A Myron no se le ocurría ningún comentario al respecto.
– De todas maneras, cuando conocí a Anita, pensé que era una muchacha muy buena excepto -miró al aire, como si buscase las palabras correctas, luego meneó la cabeza porque no estaban allí-, bueno, era demasiado hermosa. No sé qué más decir. Una belleza así destroza el cerebro de un hombre, Myron. Ahora Brenda…, ella es atractiva, supongo, exótica, creo que lo llaman. Pero Anita… espera, te buscaré una foto.
Se levantó con agilidad y casi flotó fuera de la habitación. A pesar de su tamaño, Mabel se movía con la gracia de una atleta natural. Horace también se movía así, combinando el tamaño con la finura de una forma casi poética. Tardó menos de un minuto, y cuando volvió, le dio una foto. Myron la observó.

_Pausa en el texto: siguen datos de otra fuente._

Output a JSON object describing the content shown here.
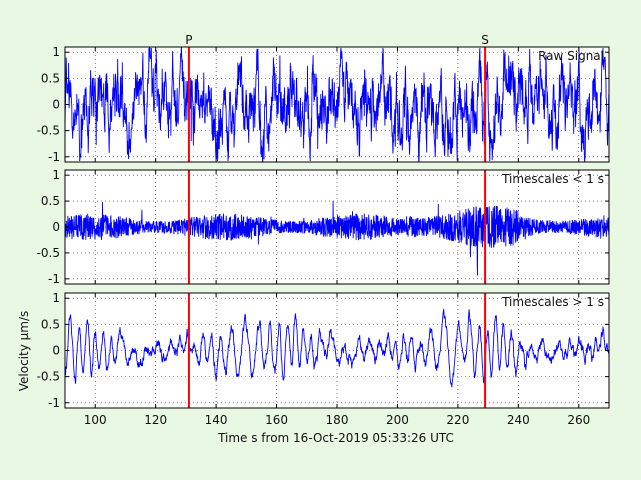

Una bomba. Era una bomba pura, sin diluir, que te dejaba sin aliento, con las rodillas temblando. Myron comprendió el poder que una mujer así debía tener sobre un hombre. Jessica tenía esa clase de belleza. Era embriagante y más que aterradora.
Observó la foto. Una joven Brenda -de cuatro o cinco años- sujetaba la mano de su madre y sonreía feliz. Myron intentó imaginarse a Brenda sonriendo ahora de esa manera, pero conseguía formar la imagen. Había un parecido entre madre e hija, pero como Mabel había señalado, Anita Slaughter era desde luego más hermosa -al menos en el sentido convencional-, con unas facciones más marcadas y definidas, mientras que las de Brenda parecían más largas y casi mal emparejadas.
– Anita clavó un puñal en el corazón de Horace cuando se fugó -señaló Mabel Edwards-. Nunca se recuperó. Brenda tampoco. Era una niña pequeña cuando su mamá se marchó. Lloró todas las noches durante tres años. Incluso cuando fue en el instituto, Horace me contó que llamaba a su mamá en sueños.
Myron por fin apartó la mirada de la foto.
– Quizá no se fugó.
Mabel entrecerró los ojos.
– ¿A qué te refieres?
– Tal vez se trató de un crimen.
Una sonrisa triste cruzó el rostro de Mabel Edwards.
– Lo comprendo -dijo en voz baja-. Miras esa foto y no lo puedes aceptar. No puedes creer que una madre pueda abandonar a una criatura tan dulce. Lo sé. Es duro. Pero lo hizo.
– La nota bien pudo haber sido una falsificación -sugirió Myron-. Para desviar a Horace de la pista.
Ella meneó la cabeza.
– No.
– No puede estar segura…
– Anita me llama.
Myron se quedó de piedra.
– ¿Qué?
– No muy a menudo. Quizás una vez cada dos años. Pregunta por Brenda. Le suplico que vuelva. Ella cuelga.
– ¿Tiene idea desde dónde llama?
Mabel negó con la cabeza.
– Al principio sonaba como si fuese larga distancia. Había estática. Siempre he creído que estaba en el extranjero.
– ¿Cuándo fue la última vez que la llamó?
Esta vez no hubo titubeos.
– Hace tres años. Le hablé de Brenda, de que había ingresado en la Facultad de Medicina.